HCA hosted one-time gang boss, Magadien Wentzel, in the Jubilee Hall on Thursday last week; the event was well attended by both pupils and staff.
There is a cruel irony in Magadien Wentzel’s story. Amidst the heightened resistance and repression of the 1970s, a second-year law student was arrested when the security police intervened during civil protests at the University of the Western Cape. This man, like many others, was detained without trial and was absorbed by South Africa’s prison system, despite his never having been convicted of a crime.
Highly frustrated and deeply resentful, Wentzel was drawn to one of SA’s infamous prison gang.
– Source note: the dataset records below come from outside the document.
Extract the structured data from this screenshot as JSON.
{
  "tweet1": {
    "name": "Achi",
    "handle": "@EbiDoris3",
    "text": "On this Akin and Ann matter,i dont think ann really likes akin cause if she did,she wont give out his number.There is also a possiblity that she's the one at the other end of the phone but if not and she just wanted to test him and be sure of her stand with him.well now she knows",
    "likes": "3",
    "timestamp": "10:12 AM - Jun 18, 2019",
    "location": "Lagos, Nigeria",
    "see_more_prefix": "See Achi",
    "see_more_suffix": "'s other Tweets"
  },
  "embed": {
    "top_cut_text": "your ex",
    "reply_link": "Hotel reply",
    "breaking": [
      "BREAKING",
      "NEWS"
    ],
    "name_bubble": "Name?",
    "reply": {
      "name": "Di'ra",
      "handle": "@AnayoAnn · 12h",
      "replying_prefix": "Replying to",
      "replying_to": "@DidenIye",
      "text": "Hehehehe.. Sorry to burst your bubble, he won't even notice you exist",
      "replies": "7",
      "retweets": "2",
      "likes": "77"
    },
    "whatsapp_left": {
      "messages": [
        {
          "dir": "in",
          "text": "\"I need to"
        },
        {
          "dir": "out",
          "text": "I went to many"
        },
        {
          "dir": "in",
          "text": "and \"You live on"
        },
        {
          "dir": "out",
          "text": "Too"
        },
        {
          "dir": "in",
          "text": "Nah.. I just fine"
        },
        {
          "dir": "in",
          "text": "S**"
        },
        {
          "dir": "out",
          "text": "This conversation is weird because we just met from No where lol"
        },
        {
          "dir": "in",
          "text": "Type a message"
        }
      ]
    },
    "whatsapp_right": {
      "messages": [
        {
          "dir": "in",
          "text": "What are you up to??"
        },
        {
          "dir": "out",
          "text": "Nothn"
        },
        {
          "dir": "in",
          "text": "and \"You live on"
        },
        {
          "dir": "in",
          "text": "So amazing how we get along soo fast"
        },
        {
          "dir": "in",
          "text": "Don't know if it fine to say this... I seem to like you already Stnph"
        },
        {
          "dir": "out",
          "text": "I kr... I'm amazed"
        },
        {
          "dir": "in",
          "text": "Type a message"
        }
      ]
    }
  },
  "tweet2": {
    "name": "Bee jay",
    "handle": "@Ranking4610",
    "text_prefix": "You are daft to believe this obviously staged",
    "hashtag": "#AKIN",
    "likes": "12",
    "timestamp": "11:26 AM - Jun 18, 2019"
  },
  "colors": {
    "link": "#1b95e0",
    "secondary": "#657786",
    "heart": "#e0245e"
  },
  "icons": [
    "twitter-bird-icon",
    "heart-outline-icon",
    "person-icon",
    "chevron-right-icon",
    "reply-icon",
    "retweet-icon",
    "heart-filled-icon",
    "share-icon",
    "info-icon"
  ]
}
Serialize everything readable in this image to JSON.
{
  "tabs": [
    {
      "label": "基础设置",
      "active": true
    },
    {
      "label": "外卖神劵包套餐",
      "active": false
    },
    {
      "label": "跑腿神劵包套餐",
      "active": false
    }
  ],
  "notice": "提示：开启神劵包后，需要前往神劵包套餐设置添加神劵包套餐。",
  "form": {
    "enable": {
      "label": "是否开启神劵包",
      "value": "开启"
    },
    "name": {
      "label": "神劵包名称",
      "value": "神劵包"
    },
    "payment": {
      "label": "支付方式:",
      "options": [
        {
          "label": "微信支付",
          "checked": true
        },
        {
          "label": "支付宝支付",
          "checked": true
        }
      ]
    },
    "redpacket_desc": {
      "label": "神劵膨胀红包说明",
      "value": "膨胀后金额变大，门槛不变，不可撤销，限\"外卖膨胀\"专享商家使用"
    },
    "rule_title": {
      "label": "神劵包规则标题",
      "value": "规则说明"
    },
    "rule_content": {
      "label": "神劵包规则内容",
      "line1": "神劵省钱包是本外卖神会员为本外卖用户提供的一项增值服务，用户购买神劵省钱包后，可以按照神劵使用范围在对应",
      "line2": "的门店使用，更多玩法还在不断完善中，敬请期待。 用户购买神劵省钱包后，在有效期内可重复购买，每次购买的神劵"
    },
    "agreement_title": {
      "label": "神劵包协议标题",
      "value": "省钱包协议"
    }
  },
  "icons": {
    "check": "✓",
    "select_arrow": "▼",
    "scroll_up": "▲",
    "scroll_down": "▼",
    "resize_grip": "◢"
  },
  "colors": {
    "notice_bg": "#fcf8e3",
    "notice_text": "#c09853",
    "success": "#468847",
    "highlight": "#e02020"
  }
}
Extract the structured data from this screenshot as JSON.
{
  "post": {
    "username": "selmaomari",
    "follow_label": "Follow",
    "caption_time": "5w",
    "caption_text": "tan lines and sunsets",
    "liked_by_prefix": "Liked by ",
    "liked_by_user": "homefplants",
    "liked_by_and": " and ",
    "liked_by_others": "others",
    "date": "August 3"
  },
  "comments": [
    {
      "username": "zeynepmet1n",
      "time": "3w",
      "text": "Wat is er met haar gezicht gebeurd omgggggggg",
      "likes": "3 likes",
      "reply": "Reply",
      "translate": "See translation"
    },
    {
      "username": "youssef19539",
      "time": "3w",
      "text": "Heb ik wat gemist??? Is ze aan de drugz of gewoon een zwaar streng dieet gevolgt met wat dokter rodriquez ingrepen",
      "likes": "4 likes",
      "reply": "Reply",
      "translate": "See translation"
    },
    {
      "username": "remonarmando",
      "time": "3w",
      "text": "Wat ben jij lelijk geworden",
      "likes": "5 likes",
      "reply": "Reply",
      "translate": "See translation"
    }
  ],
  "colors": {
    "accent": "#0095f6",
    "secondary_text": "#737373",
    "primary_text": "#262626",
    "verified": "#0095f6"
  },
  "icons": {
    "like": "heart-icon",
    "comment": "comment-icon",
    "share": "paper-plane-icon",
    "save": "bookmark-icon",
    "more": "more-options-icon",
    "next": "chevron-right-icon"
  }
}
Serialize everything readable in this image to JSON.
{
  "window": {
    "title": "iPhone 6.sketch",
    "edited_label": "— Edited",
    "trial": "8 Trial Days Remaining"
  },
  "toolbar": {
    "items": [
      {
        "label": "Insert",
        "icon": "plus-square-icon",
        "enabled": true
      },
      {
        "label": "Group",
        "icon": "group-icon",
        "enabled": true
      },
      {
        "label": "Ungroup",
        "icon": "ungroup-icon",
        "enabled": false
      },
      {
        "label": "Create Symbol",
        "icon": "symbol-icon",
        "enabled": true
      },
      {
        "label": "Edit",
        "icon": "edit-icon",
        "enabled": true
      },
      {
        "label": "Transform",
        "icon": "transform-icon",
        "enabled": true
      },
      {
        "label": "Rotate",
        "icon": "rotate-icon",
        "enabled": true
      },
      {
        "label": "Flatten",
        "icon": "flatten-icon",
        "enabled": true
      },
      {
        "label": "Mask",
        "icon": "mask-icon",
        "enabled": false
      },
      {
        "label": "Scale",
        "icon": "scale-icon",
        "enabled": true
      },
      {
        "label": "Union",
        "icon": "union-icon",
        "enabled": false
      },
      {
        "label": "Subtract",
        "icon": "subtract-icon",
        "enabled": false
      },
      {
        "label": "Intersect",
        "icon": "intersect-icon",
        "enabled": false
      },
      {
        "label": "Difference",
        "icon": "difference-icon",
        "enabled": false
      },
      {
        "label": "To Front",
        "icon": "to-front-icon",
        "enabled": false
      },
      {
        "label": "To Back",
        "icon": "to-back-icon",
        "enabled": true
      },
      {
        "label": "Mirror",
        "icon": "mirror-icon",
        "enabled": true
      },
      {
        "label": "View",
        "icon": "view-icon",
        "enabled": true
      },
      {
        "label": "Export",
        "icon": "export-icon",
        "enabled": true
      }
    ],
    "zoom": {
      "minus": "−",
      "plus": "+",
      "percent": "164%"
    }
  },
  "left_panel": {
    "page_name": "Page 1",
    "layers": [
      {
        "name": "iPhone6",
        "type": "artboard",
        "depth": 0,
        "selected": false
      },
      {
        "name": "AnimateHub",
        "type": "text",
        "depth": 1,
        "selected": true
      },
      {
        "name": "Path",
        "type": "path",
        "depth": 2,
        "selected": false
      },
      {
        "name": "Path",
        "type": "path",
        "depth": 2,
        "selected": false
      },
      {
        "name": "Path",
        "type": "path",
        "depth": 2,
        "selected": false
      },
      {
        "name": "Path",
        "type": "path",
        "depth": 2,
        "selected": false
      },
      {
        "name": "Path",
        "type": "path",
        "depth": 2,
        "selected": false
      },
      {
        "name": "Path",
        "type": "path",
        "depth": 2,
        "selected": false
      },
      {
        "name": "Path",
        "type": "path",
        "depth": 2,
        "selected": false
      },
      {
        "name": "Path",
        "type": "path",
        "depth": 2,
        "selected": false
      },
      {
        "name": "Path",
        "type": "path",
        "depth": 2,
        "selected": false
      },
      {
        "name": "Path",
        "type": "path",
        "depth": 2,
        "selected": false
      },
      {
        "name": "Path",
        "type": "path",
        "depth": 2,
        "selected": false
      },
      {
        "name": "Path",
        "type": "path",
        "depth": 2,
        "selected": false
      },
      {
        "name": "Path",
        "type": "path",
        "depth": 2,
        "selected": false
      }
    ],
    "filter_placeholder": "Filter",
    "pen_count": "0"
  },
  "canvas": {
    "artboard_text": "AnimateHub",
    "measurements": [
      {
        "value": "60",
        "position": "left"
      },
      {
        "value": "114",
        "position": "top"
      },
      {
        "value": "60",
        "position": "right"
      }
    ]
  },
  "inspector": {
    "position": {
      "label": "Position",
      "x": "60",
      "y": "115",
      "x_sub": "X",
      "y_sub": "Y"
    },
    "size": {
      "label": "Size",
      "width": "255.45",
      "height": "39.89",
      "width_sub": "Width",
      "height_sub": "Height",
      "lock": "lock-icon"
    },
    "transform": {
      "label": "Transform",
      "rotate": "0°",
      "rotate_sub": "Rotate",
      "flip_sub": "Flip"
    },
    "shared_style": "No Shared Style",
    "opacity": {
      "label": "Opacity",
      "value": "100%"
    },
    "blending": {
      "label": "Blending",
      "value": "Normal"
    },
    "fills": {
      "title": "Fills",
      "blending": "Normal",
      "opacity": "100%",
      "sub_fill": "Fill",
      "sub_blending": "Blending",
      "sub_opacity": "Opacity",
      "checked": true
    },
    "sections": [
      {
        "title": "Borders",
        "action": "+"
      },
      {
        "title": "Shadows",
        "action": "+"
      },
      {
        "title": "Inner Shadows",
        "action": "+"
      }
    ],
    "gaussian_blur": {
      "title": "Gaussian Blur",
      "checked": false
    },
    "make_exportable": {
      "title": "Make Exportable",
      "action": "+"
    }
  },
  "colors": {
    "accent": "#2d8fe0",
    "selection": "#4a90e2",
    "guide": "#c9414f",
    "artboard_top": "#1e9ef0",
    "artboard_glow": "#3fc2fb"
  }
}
Recounting a number of spine-chilling incidents (including the stabbing of a warder), Wentzel detailed the years-long journey that led him to become the single highest-ranking members of the 28s gang.
It was not until a freak tornado struck his family’s Manenberg home in 1999 that Magadien Wentzel resolved to turn his back on the gang. Still in prison, the headman announced his intention to abandon the number, fully aware of the fact that this was punishable by death under the laws of his gang. To his surprise, he recalls, this announcement was met with resounding applause from his fellow inmates.
Wentzel was released shortly after, and has since dedicated his life to forging a better society. He has worked as a mediator, instrumental in de-escalating conflict between rival groups on the Cape Flats. Other issues close to his heart are education and sustainable development.
Drawing on his own experiences, Wenztel spoke passionately on the importance of utilising the tools afforded to us at Westerford and challenged the audience to cultivate a personal sense of responsibility that allows for growth in the wake of mistakes or transgressions.
*Author Jonny Steinberg recorded the intense and inspiring story of Magadien Wentzel in his book entitled The Number. A film adaptation of the story, called 28, will be available on the domestic circuit soon.